Why have earnings been so persistently strong? A likely reason is that firms have accumulated market power. That means firms don’t face competition and therefore have a greater ability to maintain profit margins. Often, these firms have monopsonistic or oligopsonistic power in the labor markets. When faced with rising input costs, firms can either depress labor costs through wage cuts or layoffs or pass on cost increases to consumers via higher prices. Unfortunately, there is no single variable that captures market power. However, observing the margins after GDP to the trend in CPI, the current environment does suggest market power.
The periods shaded in yellow show when the trend in inflation is rising. The margin measure is the residual from S&P 500 earnings not accounted for by GDP. The fact that margins are holding up while facing rising prices does suggest that firms enjoy market power. As the chart shows, margins tended to weaken during periods when the trend in CPI was rising.
The impact of market power over labor is also evident.
The above chart shows the labor share, which is defined as compensation relative to output. As the chart indicates, the labor share was mostly steady from 1949 into 2000. Although in this century, there was a definitive shift downward in the labor share. It has stabilized in the wake of the Great Financial Crisis, but it has not improved to its earlier levels.
This market power is likely due to three factors. First, globalization, which in its current form weds global markets with technology, has allowed firms to separate the design function away from production, giving firms the opportunity to source low-cost labor abroad. In the U.S., immigration-friendly policies tended to lift the labor supply. Second, anti-trust policy adopted the Bork Standard beginning in the mid-1980s. This legal theory postulated that if a company’s pricing policy didn’t adversely affect consumers, market combinations were not harmful. This policy led to larger firms that developed market power. Third, deregulation allowed for the rapid adoption of new technologies which lowered costs, but pricing power meant that these cost reductions would not necessarily be passed on to consumers.

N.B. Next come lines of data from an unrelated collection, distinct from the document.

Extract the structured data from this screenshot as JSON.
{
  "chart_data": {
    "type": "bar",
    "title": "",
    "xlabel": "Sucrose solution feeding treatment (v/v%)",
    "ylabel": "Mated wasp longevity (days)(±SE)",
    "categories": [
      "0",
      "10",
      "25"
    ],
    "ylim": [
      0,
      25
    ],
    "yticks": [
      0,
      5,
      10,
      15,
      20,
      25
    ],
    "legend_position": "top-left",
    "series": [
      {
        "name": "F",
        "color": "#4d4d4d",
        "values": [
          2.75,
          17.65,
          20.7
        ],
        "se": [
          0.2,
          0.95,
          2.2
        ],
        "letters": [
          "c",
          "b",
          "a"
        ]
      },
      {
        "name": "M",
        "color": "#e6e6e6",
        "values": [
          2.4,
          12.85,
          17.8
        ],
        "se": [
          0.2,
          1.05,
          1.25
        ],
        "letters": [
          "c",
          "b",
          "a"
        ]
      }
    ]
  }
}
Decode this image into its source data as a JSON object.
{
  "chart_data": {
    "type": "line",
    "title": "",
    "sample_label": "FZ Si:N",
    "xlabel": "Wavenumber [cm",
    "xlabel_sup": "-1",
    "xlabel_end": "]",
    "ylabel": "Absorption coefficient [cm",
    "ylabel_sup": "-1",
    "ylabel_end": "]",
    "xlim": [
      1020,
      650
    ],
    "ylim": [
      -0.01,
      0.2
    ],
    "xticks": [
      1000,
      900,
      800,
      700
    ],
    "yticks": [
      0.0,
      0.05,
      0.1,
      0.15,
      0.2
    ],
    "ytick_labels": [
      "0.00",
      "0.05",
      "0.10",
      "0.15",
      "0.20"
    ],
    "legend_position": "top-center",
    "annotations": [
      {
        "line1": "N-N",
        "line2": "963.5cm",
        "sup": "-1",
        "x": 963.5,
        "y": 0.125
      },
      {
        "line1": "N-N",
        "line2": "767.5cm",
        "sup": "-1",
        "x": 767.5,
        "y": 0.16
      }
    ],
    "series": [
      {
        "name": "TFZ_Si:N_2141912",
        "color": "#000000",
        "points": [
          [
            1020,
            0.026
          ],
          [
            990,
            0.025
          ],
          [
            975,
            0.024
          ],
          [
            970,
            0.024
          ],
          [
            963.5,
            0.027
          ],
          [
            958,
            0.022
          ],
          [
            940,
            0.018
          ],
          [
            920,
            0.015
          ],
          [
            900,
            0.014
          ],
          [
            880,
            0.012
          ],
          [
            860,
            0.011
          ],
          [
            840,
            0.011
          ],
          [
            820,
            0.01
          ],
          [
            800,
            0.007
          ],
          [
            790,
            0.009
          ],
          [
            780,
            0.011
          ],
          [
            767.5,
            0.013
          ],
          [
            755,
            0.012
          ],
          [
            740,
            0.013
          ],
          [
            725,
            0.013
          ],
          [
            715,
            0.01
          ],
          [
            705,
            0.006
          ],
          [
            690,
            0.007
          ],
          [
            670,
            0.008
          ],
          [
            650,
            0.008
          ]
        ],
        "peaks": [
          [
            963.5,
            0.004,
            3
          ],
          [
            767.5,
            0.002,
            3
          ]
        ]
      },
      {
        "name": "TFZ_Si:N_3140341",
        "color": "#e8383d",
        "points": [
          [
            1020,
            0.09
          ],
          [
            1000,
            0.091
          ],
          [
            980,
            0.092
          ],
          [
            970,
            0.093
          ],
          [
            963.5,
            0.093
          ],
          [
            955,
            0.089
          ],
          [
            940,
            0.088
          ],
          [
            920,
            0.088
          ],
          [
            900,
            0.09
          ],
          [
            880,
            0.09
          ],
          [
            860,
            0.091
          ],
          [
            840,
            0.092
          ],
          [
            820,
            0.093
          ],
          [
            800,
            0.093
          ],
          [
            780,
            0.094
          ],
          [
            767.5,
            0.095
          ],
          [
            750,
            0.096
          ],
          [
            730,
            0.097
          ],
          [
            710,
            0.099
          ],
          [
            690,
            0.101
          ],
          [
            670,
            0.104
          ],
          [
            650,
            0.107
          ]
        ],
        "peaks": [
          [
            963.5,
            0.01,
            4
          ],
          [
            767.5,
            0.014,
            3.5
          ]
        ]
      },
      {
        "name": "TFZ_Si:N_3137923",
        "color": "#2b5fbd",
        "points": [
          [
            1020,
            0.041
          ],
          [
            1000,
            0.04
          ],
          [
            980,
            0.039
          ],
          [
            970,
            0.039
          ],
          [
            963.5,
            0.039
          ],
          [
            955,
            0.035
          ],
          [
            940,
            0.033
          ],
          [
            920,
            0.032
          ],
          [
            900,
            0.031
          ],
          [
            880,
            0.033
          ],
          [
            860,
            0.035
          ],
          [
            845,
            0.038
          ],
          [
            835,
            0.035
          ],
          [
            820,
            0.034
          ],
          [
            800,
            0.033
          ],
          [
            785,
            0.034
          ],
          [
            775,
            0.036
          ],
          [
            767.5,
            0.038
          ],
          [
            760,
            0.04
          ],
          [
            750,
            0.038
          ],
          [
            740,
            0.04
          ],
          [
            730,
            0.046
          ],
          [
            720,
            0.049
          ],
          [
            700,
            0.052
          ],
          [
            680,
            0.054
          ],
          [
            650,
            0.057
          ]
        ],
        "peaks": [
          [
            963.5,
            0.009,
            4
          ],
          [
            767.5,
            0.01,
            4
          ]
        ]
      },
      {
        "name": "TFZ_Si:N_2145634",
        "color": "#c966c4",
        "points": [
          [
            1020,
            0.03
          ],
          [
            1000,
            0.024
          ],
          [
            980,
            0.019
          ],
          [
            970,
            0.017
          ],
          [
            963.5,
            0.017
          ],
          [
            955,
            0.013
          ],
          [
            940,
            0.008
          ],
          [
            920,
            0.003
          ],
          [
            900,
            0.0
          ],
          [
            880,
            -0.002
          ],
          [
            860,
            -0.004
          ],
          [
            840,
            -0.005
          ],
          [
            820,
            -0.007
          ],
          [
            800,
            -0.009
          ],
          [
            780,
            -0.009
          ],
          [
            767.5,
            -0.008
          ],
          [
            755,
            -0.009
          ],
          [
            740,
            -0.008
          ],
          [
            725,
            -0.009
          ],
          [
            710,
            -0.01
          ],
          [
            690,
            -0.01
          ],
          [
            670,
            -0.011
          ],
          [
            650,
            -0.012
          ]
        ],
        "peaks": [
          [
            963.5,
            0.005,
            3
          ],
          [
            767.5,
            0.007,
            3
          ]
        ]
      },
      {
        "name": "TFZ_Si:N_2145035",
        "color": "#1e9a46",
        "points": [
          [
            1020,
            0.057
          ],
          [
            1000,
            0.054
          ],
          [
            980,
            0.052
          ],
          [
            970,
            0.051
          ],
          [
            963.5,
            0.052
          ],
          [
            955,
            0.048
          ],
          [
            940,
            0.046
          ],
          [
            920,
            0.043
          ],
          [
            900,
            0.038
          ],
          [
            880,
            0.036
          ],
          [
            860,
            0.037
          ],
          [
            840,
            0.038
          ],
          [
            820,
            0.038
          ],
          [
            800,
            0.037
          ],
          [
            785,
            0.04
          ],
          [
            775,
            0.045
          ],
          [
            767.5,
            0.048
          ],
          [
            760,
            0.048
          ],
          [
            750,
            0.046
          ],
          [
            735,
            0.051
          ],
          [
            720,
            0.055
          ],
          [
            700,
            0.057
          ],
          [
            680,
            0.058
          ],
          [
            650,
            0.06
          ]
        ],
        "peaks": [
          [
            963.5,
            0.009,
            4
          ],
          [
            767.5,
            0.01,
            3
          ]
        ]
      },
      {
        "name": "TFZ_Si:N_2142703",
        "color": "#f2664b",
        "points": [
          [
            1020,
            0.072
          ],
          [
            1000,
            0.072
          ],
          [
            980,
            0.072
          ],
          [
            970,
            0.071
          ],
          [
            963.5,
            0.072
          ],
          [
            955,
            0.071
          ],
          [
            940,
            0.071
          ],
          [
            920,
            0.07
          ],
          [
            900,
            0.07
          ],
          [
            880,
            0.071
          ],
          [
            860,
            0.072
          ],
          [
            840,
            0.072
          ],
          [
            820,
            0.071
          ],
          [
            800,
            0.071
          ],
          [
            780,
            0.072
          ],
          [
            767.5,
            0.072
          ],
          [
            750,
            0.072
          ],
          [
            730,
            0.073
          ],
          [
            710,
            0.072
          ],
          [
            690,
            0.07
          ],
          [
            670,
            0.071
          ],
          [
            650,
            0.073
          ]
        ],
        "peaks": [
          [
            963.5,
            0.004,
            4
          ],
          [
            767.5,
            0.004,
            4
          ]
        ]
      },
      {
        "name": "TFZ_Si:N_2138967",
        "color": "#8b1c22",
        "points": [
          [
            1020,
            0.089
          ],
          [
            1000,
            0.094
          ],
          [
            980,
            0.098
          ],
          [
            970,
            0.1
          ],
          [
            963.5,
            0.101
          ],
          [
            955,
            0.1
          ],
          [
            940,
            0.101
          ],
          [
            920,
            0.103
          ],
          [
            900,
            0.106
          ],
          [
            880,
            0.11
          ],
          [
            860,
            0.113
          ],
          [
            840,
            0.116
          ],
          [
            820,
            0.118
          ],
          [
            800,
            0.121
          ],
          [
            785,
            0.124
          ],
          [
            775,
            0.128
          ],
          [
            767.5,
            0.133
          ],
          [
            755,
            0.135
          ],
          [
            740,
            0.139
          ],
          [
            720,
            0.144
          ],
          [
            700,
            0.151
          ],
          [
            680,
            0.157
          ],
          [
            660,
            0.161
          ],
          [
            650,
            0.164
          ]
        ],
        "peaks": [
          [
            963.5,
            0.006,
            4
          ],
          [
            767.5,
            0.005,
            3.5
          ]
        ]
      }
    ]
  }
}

The key question is whether this environment will persist. There is evidence to suggest that it won’t. First, globalization rests on a functioning hegemon providing global security and a reserve currency and asset. We have detailed in numerous Bi-Weekly Geopolitical Reports the ways in which America’s hegemony is under threat. As U.S. power wanes, conflicts become more common, leading to supply disruptions that tend to depress market power. Second, Lina Kahn, the head of the Federal Trade Commission (one of the bodies that approves mergers and acquisitions), is working to implement an earlier anti-trust standard which argues that size alone is an impediment to combinations. We doubt she will be initially successful, but now that the Bork Standard has been questioned, we expect the policy will erode over time, leading to greater competition. Finally, we anticipate that increased regulation, especially in terms of industrial policy (the government steering investment), trade impediments, and immigration restrictions will give labor power again. We are already seeing a wave of strikes that have had remarkable success, mostly due to the exit of baby boomers from the labor force. Over time, however, restricting immigration will play a role in boosting labor power.
Thus, we expect this period of remarkable profitability will end at some point. The trick is timing. It isn’t likely to happen immediately, but the conditions to reverse profitability are developing. These circumstances are something investors will need to monitor in the coming years. What should an investor expect to see as these margins narrow? Lower capitalization stocks, which don’t enjoy the benefits of market power to the same degree as larger firms, will probably outperform large caps.